The upgrades were from BBBsf to BBB+sf, and affected three AyT series, two InterMoney (IM) Cédulas series, and one Cédulas TDA series:
- AyT Cédulas Cajas Global, FTA Series IV
- AyT Cédulas Cajas Global, FTA Series XVI
- AyT Cédulas Cajas X, FTA, Class A
- Cédulas TDA 5, FTA
- IM Cédulas 2, FTA
- IM Cédulas 7, FTA
The multi-cédulas were upgraded after Fitch reduced the refinancing spreads of mortgage loans in Spain from 755bp to 535bp in a BBBsf stress situation. The tighter refinancing spreads in turn reflect stabilisation in Spain’s economy and banking sector during the last few months, according to Fitch.
“They imply higher modelled recoveries on cédulas hipotecarias assumed to be in default in a given rating scenario, and result in lower over-collateralisation (OC) ratios to support the full payment of interest and principal,” said the rating agency.
Fitch downgraded AyT Cédulas Cajas Global, FTA, Series XII from BBBsf to BBB-sf because it considers that interest due amounts on a one year horizon are not sufficiently covered by liquidity lines. It noted that default expectations for a given multi-cédulas series have risen as a result of higher obligor concentrations brought about by consolidation in the Spanish banking sector.

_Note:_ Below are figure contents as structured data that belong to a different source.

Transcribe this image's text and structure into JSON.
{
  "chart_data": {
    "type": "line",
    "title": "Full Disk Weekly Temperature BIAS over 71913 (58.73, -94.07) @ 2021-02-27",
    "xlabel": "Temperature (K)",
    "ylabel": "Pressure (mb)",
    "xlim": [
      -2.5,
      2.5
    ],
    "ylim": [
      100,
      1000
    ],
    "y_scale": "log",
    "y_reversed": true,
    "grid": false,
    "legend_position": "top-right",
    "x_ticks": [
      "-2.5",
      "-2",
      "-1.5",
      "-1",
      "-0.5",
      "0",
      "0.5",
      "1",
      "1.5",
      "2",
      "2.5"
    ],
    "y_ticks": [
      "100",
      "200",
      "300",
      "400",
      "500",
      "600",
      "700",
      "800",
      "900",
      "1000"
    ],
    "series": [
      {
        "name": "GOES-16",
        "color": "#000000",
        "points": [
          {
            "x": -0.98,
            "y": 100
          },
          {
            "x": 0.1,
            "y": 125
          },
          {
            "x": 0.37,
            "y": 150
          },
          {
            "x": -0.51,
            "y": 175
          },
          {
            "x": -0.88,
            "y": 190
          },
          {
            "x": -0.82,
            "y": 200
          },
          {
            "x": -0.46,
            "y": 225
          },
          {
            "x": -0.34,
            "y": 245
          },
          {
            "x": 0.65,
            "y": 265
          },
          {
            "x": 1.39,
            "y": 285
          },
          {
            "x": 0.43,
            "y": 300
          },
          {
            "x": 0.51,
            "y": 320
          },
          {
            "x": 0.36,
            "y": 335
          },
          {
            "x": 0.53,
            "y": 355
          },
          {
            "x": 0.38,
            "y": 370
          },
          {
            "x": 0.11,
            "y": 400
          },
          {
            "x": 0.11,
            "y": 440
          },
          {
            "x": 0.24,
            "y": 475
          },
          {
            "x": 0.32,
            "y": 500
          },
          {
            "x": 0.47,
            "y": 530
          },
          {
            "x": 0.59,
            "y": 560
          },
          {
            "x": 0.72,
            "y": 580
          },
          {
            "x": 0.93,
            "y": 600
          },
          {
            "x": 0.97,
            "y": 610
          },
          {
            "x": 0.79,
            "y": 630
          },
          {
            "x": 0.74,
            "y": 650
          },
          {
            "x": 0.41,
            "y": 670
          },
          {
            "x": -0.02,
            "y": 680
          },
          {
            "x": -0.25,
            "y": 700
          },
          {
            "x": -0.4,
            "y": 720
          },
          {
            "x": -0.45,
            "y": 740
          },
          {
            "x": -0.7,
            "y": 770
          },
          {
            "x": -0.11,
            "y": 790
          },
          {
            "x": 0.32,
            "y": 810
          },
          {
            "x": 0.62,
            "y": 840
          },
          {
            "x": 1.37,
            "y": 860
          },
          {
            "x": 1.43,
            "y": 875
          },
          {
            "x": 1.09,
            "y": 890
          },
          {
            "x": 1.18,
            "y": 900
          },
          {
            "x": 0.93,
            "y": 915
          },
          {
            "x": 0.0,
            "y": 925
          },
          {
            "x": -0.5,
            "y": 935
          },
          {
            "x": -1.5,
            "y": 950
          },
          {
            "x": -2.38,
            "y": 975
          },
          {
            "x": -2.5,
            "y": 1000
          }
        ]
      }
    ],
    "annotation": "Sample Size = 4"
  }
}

“While this has generally improved the credit profile of the banks’ cover pools, it also implies higher default expectations on some multi-issuer cédulas hipotecarias (MICH) series with large exposures to particular banks,” said Fitch.
The rating agency revised the outlook on 16 multi-cédulas series from negative to stable to reflect an improvement in the outlook on the sovereign’s rating and the results of a sensitivity analysis conducted by Fitch.
“The test results concluded that these MICH transactions would not see rating changes even if the issuer default ratings of those participating banks that are currently state support-driven are downgraded to their corresponding Viability Ratings,” it said.